Mix together ground lamb, egg, minced vegetables, Parmesan, 1/4 cup (60 mL) parsley, half of the garlic, 1/2 tsp (2 mL) each salt and pepper and 1/4 tsp (1 mL) chili flakes. Divide mixture in half; refrigerate one half in airtight container to make koftas. Divide remaining half into 6 portions and roll into meatballs; transfer to parchment paper–lined baking sheet. Bake for 15 to 18 minutes or until golden brown and cooked through.
Meanwhile, heat oil in high-sided skillet set over medium heat. Cook diced onion, remaining garlic, chili flakes, salt and pepper for 3 to 5 minutes or until tender. Pour in tomatoes; bring to boil. Cook for 15 to 20 minutes or until thickened slightly. Add meatballs to tomato sauce; simmer for 3 to 5 minutes or until heated through.

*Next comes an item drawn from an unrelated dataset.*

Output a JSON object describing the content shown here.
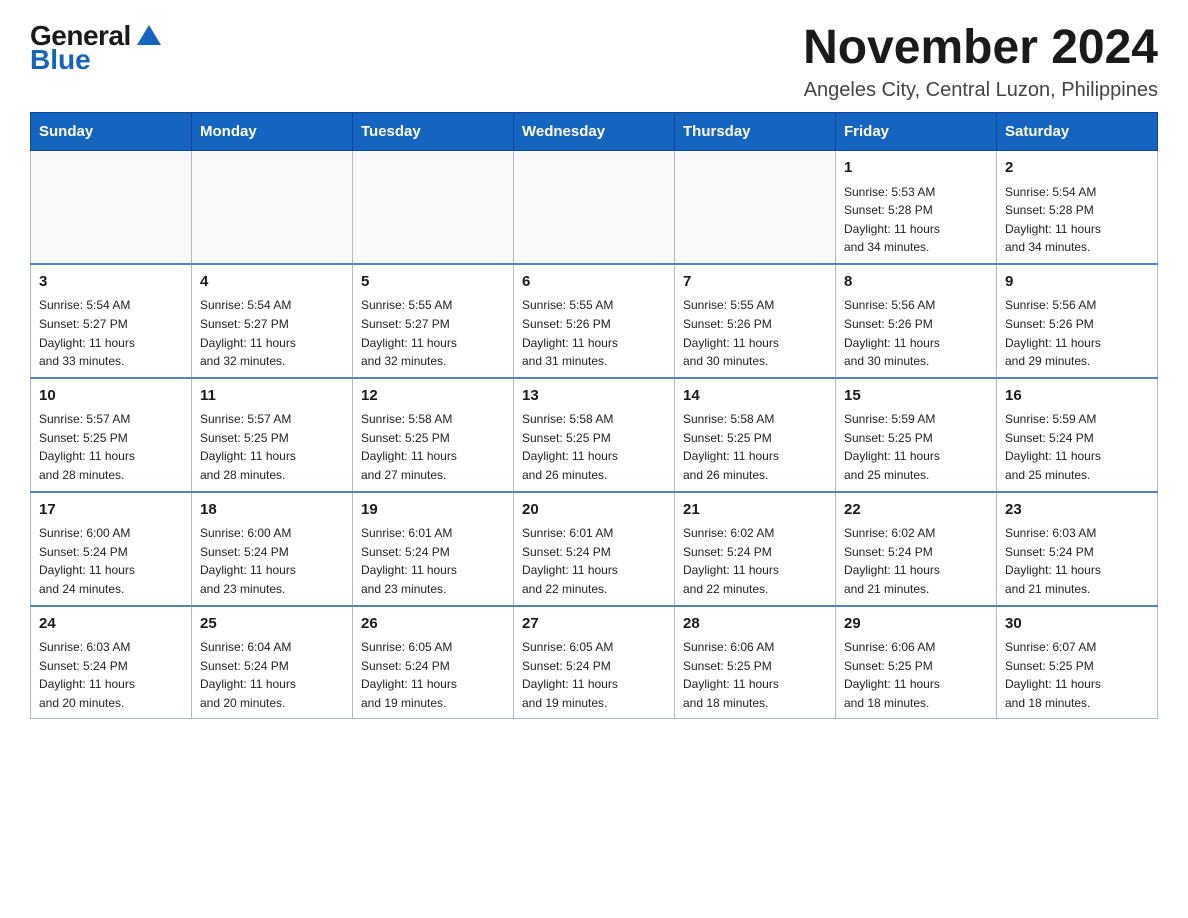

Meanwhile, cook lasagne noodles in boiling salted water for 5 to 7 minutes or until al dente. Drain and let cool slightly. Cut each noodle in half lengthwise. Roll meatballs in halved lasagne noodles. Serve wrapped meatballs in bowls. Drizzled with remaining sauce. Garnish with crumbled feta and remaining parsley.